Dois analistas falam sobre a corrida para a prefeitura da Grande Maçã, dizendo que faz falta uma “terceira via”. Alguém que não seja necessariamente seja um daqueles políticos de sempre, que venha para trazer sangue novo, que seja capaz de um “chacoalhão” na política. E Fisk parece entender que ele pode ocupar aquele espaço. Exatamente como aconteceu nos gibis (e exatamente como aconteceu na vida real, aliás, não apenas com Trump mas também com o próprio Bolsonaro).

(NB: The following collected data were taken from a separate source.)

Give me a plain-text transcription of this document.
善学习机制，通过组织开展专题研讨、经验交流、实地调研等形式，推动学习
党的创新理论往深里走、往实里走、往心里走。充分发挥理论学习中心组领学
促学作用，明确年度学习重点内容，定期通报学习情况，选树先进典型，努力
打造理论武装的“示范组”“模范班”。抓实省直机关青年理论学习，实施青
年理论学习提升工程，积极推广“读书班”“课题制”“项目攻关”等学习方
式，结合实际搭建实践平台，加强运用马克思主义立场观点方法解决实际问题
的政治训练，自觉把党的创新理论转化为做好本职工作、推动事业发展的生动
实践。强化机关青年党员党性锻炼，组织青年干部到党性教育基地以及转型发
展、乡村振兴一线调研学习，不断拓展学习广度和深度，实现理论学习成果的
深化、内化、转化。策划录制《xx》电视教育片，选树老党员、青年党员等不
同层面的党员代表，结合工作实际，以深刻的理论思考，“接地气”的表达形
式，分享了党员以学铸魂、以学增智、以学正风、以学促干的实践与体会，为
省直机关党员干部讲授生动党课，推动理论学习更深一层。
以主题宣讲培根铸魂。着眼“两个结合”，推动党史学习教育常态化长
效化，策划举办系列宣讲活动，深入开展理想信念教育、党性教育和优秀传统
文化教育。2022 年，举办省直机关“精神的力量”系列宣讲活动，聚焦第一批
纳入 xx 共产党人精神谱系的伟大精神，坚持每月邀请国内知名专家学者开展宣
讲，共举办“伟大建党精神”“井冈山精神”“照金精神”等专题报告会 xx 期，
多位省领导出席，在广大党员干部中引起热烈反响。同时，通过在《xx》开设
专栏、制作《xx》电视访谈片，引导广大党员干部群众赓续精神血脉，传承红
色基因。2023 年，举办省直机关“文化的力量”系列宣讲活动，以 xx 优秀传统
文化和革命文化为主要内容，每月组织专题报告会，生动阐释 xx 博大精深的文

Quando questionado pelo Screen Rant se Wilson Fisk seria o novo Thanos da Marvel, eis que Brad Winderbaum, líder da divisão de streaming da Disney, respondeu na lata: “Você meio que acertou em cheio”. E ainda completou: “Não posso dizer muito – apenas que, falando em capítulos da vida de Wilson Fisk, este é crucial e prepara o cenário para o que está por vir”.

Pois é, nas HQs, depois de uma manobra para ser visto pela população como um benfeitor que trouxe comida e proteção em meio a uma situação emergencial (no caso, a Hidra dominando os EUA em meio a saga “Império Secreto”), acaba que Fisk é eleito prefeito de Nova York. O sujeito, como era de se esperar, decreta uma verdadeira guerra contra a turma de heróis urbanos, mais street-level, da Marvel, criando inclusive um decreto que proíbe o vigilantismo na cidade e colocando toda a opinião pública contra eles. E além da própria Eco e do Cavaleiro da Lua, temos entre seus alvos Demolidor (ah, vá!), Justiceiro, Luke Cage, Punho de Ferro, Jessica Jones…

Percebe um padrão aqui? Sim, estamos falando de basicamente todo o elenco das séries Marvel lá da era Netflix, aquela mesma que acabou de ser OFICIALMENTE transformada em cânone do MCU. Sim, sim, você leu direito: todas as séries com personagens Marvel produzidas para o Netflix (e que agora estão no Disney+) estão integradas à cronologia macro do universo estendido, com confirmação oficial e tudo.

Se não inventarem nada de novo no meio do caminho, a próxima aparição confirmada do Rei do Crime será em “Daredevil: Born Again”, nova produção do Homem Sem Medo que acabou adiada para 2025. Pode ser que neste seriado tenhamos os primeiros passos deste Fisk na cadeira de prefeito, uma ameaça que conecta todo um novo núcleo de personagens, distantes do tal Kang (seja ele Jonathan Majors ou não), dos Vingadores, do multiverso e aquela coisa toda.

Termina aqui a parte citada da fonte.